What I cant seem to do is chain the send_nsca command with the plugins loaded on the box - has anyone done this? and if so, how?


My first ever passive check
Monitor multiple servers with 1 nagios agent
#2

This is how I use nsca.
On the remote hosts:
Complete nagios installs with plugins, minus the cgi when compiled.
In the services.cfg is
obsess_over_service 1

In the checkcommands.cfg is
define command{
command_name submit_check_result
command_line $USER1$/eventhandlers/submit_check_result $HOSTNAME$ ‘$SERVICEDESC$’ $SERVICESTATE$ ‘$OUTPUT$|$PERFDATA$’
}
In the nagios.cfg is
obsess_over_services=1
ocsp_command=submit_check_result

In the libexec/eventhandlers directory is a script called submit_check_result.
#!/bin/sh

    # Arguments:
    #  $1 = host_name (Short name of host that the service is
    #       associated with)
    #  $2 = svc_description (Description of the service)
    #  $3 = state_string (A string representing the status of
    #       the given service - "OK", "WARNING", "CRITICAL"
    #       or "UNKNOWN")
    #  $4 = plugin_output (A text string that should be used
    #       as the plugin output for the service checks)
    #
                                                                                                                                                        
    # Convert the state string to the corresponding return code
    return_code=-1
                                                                                                                                                        
    case "$3" in
        OK)
                    return_code=0
                ;;
            WARNING)
                return_code=1
                    ;;
            CRITICAL)
                return_code=2
                    ;;
            UNKNOWN)
                return_code=-1
                    ;;
    esac
                                                                                                                                                        
    # pipe the service check info into the send_nsca program, which
    # in turn transmits the data to the nsca daemon on the central
    # monitoring server
                                                                                                                                                        
    /bin/echo "$1\t$2\t$return_code\t$4\n" | /export/home/nagios/bin/send_nsca 172.16.14.26 -c /export/home/nagios/etc/send_nsca.cfg

On the Central Nagios server:
Nagios is configured with the exact same hostnames and service descriptions as the remote hosts, but on the Central server the check_command is actually service_is_stale.
Freshness checking is enabled and set to 7 minutes.

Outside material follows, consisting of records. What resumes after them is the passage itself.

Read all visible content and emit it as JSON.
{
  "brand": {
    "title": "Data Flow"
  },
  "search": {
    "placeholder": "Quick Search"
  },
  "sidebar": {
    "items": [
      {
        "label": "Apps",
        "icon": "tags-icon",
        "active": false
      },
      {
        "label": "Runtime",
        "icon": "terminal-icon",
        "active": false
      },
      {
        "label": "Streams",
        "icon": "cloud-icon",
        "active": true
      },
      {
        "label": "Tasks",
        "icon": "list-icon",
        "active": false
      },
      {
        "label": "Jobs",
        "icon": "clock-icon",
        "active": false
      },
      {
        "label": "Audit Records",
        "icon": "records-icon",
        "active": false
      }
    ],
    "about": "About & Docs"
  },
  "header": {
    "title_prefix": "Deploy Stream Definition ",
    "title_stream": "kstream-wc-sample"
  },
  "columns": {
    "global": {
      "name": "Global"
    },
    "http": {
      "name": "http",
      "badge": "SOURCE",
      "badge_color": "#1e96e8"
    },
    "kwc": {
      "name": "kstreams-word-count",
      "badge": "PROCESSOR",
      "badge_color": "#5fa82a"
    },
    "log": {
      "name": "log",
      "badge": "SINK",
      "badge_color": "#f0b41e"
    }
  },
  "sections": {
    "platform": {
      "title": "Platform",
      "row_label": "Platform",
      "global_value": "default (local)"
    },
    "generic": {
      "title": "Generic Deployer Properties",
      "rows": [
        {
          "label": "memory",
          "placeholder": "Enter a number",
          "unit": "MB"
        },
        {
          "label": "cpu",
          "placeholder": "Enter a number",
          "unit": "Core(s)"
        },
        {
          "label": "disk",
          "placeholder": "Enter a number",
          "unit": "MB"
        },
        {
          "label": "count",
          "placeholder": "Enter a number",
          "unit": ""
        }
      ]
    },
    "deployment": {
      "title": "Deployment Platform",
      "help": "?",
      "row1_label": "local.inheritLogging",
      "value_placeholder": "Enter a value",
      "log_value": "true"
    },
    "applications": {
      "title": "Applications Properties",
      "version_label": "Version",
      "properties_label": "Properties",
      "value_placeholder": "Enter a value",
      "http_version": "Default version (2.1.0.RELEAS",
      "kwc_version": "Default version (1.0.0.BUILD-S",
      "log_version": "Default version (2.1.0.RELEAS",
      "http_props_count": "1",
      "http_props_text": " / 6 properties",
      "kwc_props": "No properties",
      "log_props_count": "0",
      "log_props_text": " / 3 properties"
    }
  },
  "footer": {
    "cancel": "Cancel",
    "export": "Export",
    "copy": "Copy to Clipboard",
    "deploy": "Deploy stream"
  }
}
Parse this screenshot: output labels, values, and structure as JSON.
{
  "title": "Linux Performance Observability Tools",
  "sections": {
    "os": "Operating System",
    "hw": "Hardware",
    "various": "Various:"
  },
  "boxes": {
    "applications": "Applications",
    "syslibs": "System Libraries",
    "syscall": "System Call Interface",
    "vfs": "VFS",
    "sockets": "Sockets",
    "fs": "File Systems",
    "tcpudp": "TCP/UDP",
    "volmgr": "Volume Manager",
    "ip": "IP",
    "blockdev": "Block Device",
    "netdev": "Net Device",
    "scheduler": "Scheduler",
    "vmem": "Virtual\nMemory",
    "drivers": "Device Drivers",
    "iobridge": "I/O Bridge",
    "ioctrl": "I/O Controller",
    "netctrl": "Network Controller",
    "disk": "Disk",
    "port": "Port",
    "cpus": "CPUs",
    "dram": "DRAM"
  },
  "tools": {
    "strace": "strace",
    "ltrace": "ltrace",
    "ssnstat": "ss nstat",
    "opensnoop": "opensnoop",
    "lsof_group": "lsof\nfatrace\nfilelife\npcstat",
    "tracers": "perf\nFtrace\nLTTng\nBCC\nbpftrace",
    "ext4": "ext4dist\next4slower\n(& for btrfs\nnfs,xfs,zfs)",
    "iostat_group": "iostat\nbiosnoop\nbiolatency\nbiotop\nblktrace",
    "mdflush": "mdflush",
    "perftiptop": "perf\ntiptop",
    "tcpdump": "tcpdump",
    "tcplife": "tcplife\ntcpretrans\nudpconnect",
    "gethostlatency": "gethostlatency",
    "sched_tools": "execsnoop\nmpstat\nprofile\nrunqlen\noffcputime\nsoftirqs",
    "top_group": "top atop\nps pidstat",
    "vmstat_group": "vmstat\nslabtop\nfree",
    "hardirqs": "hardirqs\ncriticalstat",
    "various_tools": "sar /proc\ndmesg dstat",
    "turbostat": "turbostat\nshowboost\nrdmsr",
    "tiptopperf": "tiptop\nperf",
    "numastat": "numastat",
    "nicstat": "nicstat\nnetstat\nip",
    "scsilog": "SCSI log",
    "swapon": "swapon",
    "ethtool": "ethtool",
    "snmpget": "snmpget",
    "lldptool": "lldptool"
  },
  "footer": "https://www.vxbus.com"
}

So what happens is this. The remote hosts go on about there regular routines of checking all the services defined every 5 minutes. After each check they make, they perform the ocsp command and submit the results as passive checks to the Central server. If for any reason a remote host stops sending updates, then the freshness check will alert you that the service is stale(meaning, find out why the remote hosts’ are not sending data).

Making checks like this is very beneficial since you can now setup literally 1000’s of checks on your Central nagios server, and it won’t even break a sweat. I’m using this method and have over 1200 and still growing. These types of checks are passive checks to the Central nagios server, and active to the remote hosts. If you where to use the nrpe addon, they would be active checks on both machines, and you would not be able to handle as many of these checks, without beefing up your Central nagios server’s CPU/memory/IO horsepower.

Any other questions, let me know. I love this topic. Wish I could make it a sticky.


#3

That seems like a nice tidy solution - except - in this case our production team have specified that they dont want any ‘extra’ daemons running, but they dont mind a cron job being called every minute - ?go figure :cry: ? - so I guess what I need is a script that will execute any plugin, reformat the results suitably for send_ncsa and call it…

Unfortunately my scripting is not that up to scratch. Has anyone already done this? If so I would really appreciate a copy, otherwise Ill be resorting to RTFM for some shell scripting…


#4

Good point and it’s the EXACT same battle I had to fight.
First, the short answer. You either want to be proactive or not. “What style of management are you/they?”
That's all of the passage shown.